8. Third-country transfers — overview

Where personal data is transferred to processors with a registered office or processing location outside the EU/EEA, this is done on the basis of the following safeguards:

Anthropic, PBC (USA) — chat API requests (section 6.4). Certified under the EU-US Data Privacy Framework.
Pipedrive (USA group-level access) — CRM maintenance and support (section 6.2). Certified under the EU-US Data Privacy Framework plus EU Standard Contractual Clauses.
Microsoft Corporation (USA) — when booking appointments via Microsoft Bookings (section 6.3). Certified under the EU-US Data Privacy Framework; EU Data Boundary for Microsoft 365 customer data generally active.

No further transfer to third countries takes place.
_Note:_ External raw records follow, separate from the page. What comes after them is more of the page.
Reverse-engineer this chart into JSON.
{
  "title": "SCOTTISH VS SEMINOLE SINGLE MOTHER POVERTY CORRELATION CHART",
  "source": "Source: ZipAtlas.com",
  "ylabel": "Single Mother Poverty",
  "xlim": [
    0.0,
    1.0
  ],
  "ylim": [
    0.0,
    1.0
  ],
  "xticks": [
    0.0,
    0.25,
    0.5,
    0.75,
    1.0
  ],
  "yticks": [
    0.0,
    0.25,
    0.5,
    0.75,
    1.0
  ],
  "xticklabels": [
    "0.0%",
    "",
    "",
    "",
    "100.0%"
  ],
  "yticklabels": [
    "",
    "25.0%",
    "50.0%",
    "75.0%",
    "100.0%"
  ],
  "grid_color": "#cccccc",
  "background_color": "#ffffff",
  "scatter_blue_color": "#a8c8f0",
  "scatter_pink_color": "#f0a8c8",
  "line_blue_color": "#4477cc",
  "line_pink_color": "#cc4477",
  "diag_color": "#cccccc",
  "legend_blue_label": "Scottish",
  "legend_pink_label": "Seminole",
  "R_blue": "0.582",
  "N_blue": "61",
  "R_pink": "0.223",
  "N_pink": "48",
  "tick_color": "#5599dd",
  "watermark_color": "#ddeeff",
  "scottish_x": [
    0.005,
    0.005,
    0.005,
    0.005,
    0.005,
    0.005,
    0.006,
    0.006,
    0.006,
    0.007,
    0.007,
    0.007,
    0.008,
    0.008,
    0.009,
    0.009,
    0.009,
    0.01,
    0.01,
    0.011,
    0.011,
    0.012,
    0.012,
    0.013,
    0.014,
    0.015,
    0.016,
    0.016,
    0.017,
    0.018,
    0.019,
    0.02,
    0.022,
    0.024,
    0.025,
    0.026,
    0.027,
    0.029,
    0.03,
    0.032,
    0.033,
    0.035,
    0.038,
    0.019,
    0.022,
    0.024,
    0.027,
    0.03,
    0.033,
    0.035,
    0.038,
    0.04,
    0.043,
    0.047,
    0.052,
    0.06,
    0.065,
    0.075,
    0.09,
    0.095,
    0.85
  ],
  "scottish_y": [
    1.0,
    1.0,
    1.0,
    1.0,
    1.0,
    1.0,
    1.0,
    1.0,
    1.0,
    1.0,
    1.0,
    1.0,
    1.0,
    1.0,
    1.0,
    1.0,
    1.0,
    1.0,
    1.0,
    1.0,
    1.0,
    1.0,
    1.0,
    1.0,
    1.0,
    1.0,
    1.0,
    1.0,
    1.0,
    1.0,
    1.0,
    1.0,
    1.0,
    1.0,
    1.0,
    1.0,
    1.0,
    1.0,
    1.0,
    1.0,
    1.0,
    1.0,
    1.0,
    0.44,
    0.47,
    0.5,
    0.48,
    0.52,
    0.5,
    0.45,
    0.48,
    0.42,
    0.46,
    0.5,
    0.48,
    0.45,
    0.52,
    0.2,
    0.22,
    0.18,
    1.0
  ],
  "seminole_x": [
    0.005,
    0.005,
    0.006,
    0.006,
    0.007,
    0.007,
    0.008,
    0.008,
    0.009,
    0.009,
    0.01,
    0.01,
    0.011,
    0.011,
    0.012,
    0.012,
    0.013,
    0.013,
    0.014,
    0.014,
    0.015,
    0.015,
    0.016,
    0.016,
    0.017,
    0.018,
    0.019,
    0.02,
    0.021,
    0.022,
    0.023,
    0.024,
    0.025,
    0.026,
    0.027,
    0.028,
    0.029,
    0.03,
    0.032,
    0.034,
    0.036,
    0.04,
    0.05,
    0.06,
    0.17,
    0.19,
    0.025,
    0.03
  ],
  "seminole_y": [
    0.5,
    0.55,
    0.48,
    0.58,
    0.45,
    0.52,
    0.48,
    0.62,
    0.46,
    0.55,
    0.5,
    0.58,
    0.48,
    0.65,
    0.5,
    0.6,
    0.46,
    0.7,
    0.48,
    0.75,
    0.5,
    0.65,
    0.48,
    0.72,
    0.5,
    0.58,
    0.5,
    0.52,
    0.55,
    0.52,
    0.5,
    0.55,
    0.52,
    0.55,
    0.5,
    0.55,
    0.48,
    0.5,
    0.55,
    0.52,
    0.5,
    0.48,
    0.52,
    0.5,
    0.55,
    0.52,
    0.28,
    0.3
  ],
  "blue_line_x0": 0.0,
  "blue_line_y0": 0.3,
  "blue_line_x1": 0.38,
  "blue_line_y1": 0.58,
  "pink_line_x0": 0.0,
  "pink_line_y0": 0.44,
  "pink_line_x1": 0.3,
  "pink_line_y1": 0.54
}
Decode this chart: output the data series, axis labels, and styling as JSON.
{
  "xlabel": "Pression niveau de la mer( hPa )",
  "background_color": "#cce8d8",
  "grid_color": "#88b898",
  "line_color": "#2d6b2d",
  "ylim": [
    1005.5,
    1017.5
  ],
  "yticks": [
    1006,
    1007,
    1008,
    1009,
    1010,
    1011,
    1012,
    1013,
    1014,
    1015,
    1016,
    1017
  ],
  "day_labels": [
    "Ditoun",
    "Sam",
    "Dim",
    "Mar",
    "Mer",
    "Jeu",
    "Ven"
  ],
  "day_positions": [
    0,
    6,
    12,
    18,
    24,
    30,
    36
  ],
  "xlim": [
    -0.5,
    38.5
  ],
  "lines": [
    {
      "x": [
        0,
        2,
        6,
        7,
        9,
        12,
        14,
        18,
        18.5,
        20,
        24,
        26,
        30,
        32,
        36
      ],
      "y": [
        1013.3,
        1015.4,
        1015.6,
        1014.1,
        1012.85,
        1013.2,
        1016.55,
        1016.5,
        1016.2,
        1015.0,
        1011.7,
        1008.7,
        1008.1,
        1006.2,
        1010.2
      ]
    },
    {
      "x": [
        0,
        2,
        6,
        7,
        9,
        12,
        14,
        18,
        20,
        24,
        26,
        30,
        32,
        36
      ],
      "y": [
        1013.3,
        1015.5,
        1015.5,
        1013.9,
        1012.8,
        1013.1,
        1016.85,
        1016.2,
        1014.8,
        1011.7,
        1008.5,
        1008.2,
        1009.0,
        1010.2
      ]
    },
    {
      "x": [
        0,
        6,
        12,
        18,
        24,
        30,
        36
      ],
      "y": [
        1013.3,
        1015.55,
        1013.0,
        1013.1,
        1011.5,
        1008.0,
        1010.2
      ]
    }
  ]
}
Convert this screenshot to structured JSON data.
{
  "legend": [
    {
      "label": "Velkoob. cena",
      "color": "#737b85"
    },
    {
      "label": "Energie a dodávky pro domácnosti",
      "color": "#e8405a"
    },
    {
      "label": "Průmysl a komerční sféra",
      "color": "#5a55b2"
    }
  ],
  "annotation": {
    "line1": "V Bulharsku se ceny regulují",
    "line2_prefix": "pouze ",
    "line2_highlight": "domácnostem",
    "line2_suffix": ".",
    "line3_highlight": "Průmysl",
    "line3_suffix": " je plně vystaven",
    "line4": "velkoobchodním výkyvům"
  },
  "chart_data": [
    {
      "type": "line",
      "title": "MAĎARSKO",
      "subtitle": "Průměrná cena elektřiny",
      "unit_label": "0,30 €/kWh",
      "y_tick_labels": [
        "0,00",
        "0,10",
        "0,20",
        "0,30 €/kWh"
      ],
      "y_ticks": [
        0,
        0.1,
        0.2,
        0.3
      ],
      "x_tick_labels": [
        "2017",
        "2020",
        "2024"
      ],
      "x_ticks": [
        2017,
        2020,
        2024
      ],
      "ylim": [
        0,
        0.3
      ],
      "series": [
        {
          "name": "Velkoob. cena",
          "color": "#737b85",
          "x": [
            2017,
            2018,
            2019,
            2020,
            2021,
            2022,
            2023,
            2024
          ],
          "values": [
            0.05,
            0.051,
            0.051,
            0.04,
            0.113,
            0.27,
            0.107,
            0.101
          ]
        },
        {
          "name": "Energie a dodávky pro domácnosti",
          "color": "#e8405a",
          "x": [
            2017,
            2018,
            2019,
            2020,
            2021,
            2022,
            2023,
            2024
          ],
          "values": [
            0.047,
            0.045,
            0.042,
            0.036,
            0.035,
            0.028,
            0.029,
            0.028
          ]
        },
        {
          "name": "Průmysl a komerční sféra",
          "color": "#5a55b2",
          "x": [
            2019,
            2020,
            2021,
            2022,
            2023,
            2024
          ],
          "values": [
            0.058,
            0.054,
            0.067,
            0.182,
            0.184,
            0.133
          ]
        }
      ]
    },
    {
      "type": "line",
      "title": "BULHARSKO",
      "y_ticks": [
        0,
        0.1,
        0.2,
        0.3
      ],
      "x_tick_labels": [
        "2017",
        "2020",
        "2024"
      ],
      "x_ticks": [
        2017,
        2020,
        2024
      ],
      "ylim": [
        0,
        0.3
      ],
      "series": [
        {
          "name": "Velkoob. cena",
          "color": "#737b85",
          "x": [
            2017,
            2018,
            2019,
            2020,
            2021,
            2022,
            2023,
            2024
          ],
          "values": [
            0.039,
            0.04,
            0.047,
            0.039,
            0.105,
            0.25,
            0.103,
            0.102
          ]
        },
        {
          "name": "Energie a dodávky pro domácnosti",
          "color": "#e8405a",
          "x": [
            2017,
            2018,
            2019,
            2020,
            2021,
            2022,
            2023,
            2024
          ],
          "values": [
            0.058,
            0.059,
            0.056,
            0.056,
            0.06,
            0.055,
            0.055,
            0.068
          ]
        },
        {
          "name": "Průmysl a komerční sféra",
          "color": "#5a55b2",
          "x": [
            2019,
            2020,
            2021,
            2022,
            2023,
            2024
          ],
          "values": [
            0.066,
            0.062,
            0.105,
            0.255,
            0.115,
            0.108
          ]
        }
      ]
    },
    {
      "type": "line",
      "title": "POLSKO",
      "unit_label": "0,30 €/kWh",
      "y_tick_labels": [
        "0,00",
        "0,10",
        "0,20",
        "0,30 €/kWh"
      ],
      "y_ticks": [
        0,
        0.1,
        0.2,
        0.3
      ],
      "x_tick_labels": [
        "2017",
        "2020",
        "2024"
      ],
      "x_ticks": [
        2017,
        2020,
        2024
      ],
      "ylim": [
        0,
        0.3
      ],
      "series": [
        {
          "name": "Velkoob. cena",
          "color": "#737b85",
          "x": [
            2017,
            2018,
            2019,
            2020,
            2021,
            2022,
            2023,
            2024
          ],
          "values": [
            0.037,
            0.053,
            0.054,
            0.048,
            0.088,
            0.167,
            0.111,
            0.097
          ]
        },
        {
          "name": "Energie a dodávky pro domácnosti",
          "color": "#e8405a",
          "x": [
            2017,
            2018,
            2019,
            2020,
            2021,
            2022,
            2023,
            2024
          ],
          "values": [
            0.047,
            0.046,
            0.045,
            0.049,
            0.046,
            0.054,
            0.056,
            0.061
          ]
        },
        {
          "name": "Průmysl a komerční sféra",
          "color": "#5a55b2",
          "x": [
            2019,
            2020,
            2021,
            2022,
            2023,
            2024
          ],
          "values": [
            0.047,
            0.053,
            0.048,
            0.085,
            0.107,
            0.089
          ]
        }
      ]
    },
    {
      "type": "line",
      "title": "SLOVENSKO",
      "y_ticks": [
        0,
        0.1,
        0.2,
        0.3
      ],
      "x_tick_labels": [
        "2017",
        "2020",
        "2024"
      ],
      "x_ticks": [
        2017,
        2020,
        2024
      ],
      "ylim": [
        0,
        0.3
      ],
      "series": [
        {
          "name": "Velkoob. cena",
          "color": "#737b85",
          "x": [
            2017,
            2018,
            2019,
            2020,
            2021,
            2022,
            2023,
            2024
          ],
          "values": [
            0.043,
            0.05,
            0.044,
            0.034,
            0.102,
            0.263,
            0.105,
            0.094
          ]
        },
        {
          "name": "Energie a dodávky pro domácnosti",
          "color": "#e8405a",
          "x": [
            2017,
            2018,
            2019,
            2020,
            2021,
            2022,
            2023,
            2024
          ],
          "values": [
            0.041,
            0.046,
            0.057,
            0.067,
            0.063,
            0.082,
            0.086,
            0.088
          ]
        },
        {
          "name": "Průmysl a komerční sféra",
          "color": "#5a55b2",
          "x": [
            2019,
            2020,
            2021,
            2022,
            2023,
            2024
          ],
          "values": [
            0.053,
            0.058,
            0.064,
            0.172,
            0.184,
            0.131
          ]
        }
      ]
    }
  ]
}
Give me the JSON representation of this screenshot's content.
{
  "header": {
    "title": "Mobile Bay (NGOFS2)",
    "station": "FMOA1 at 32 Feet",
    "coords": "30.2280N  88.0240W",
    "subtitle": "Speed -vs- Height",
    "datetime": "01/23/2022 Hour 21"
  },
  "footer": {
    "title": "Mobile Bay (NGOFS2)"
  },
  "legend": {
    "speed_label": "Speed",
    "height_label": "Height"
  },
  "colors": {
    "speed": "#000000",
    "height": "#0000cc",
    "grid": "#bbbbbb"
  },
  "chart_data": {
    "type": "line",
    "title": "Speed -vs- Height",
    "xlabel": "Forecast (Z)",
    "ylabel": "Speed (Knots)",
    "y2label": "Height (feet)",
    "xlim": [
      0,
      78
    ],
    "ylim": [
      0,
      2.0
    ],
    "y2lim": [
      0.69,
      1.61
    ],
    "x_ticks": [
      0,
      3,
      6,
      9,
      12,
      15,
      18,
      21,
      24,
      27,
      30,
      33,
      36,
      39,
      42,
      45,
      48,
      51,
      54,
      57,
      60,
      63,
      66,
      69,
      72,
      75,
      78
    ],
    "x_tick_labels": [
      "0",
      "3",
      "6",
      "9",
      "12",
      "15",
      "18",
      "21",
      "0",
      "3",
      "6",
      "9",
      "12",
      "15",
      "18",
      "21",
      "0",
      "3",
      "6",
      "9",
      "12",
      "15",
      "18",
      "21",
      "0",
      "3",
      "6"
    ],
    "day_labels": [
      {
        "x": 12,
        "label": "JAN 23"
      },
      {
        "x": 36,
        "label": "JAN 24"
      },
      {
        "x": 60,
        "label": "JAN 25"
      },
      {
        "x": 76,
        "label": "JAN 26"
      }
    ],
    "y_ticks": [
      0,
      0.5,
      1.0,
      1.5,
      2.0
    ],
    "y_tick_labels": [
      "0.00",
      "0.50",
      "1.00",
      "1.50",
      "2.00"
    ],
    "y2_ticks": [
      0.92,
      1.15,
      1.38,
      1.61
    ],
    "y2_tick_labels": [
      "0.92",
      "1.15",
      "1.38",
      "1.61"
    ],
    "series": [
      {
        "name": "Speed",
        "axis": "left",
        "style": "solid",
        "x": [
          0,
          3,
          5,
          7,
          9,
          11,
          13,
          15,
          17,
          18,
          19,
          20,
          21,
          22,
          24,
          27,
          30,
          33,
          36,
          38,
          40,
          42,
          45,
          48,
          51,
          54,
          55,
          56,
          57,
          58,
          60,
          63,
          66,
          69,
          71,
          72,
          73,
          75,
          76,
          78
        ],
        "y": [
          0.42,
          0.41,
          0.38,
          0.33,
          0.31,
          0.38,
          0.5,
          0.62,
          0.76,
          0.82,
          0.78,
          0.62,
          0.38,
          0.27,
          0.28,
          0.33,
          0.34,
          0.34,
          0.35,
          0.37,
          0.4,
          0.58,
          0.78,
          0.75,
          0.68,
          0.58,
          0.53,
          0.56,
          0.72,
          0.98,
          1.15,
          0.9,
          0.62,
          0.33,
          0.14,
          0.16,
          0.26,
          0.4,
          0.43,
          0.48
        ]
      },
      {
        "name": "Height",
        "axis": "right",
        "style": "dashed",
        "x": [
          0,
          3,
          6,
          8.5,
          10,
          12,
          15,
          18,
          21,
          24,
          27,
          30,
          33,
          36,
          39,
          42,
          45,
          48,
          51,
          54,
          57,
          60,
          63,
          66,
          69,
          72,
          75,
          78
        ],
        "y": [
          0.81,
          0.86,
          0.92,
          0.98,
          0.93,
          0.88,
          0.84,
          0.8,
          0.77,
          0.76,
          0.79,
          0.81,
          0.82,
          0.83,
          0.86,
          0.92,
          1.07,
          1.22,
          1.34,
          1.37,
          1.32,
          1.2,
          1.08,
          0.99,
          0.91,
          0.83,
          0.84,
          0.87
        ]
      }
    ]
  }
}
With our hoster (Strato), the web-analytics provider (Plausible), and our self-hosted Zulip platform your data is processed exclusively within the EU.

9. Your rights

You have the following rights regarding your personal data: right to access (Art. 15 GDPR), rectification (Art. 16 GDPR), erasure (Art. 17 GDPR), restriction of processing (Art. 18 GDPR), data portability (Art. 20 GDPR), and objection to processing (Art. 21 GDPR). Please send requests to info@techcaresolutions.de.

10. Right to lodge a complaint

You have the right to lodge a complaint with a supervisory authority regarding our processing of personal data. The responsible authority is the State Commissioner for Data Protection and Freedom of Information of Rhineland-Palatinate, Hintere Bleiche 34, 55116 Mainz, Germany.

11. Currency of this privacy policy

This privacy policy is currently valid. Continued development of our website or changes in legal or regulatory requirements may make it necessary to amend this privacy policy. The current version can be accessed on this page at any time.